Presidente de Governo da Espanha critica possível coalizão de oposição

Madri, 8 jan (EFE).- O presidente do Governo da Espanha, Mariano Rajoy, advertiu nesta sexta-feira para uma possível coalizão dos socialistas com partidos independentistas para formar governo e afirmou que essa não seria a opção mais conveniente para a Espanha.

Rajoy, que foi hoje ao Congresso para tomar posse como deputado, voltou a insistir em sua proposta de um grande pacto de seu partido, Partido Popular (centro-direita), com os socialistas (PSOE) e Ciudadanos (centro liberal).

Os três formariam, disse, um "grupo forte de 250 deputados" em um parlamento de 350 cadeiras, que poderia levar adiante as reformas e que "transmitiria fora e dentro da Espanha uma mensagem de tranquilidade, estabilidade, segurança e certeza".

O PP, com 122 deputados, foi o primeiro colocado nas eleições gerais de 20 de dezembro, mas não com maioria suficiente para formar governo, por isso precisa pactuar com outros partidos para continuar no comando do governo, embora nenhum atá agora tenha aceitado apoiá-lo.

Caso Rajoy não possa formar governo, o líder socialista, Pedro Sánchez, lembrou ontem que o PSOE "assumirá sua responsabilidade" como segunda força política (90 cadeiras) e tentará liderar um Executivo apoiado pelos partidos progressistas.

Sánchez viajou ontem a Lisboa para conhecer a experiência política de Portugal, onde os socialistas presidem o governo com o apoio de duas forças de esquerda, após serem o segundo partido nas eleições.

Em declarações aos jornalistas, Rajoy disse que vê o líder socialista "capaz" de buscar uma coalizão de "oito ou nove partidos", alguns com abordagens independentistas, e que não acredita que essa seja a opção mais conveniente para a Espanha.

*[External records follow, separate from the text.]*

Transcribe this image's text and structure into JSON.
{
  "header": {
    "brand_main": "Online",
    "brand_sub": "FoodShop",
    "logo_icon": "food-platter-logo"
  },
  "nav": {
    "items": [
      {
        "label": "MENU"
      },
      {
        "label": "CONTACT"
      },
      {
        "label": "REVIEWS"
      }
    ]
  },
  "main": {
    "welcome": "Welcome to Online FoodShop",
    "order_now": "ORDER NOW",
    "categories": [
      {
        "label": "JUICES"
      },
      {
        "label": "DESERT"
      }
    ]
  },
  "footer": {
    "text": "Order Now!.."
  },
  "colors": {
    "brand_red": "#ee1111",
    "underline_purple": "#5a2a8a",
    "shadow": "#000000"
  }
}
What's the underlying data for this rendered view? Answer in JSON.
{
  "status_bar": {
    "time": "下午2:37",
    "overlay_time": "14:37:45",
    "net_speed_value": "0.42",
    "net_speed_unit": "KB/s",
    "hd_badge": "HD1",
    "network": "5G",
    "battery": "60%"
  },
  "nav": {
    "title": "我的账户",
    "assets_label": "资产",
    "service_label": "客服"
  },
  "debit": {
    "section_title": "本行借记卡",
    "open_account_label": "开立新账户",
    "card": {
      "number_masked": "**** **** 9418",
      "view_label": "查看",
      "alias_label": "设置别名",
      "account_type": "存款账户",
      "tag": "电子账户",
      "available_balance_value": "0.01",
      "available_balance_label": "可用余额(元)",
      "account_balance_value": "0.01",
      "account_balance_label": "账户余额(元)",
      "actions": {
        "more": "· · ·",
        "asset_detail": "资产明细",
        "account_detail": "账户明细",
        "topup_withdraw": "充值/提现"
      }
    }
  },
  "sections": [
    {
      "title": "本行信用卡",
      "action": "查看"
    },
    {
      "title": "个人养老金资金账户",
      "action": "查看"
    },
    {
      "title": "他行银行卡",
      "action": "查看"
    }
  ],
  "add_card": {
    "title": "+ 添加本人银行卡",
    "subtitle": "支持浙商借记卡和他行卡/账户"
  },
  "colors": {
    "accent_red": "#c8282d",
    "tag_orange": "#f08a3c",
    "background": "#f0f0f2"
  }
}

O presidente do Governo, que continua no cargo interinamente até a definição, não quis dar detalhes das conversas com outras forças políticas para conseguir sua posse e insistiu que continuará a defender sua proposta.

Rajoy explicou que não pôde fazer até agora nenhuma oferta concreta a Sánchez "porque ele não quis escutá-la", mas a fará no debate de posse.

O chefe do Executivo espanhol reiterou que só há três opções: o pacto que ele coloca, uma coalizão de "extrema esquerda", que inclua independentistas e partidários do direito de autodeterminação ou voltar a realizar eleições gerais.

A "melhor" das opções, ressaltou, é a sua, "porque o país precisa de estabilidade, certeza, segurança, consolidar a recuperação econômica e seguir no caminho de crescimento econômico forte e de criação de emprego".

O plano de Sánchez de tentar formar um governo de esquerda foi apoiado hoje pela presidente do governo da Andaluzia, Susana Díaz, que lidera o grupo socialista mais potente da Espanha, embora ela tenha afirmado que "não a qualquer preço, e desde que não ponha em questão a unidade da Espanha".

A possibilidade de pactuar com outros partidos foi questionada pela direção do PSOE, já que alguns líderes regionais não veem com bons olhos chegar a um acordo com o Podemos, novo grupo de esquerda que defende o direito a realização de um referendo sobre a independência na Catalunha, embora o partido seja contra a independência catalã.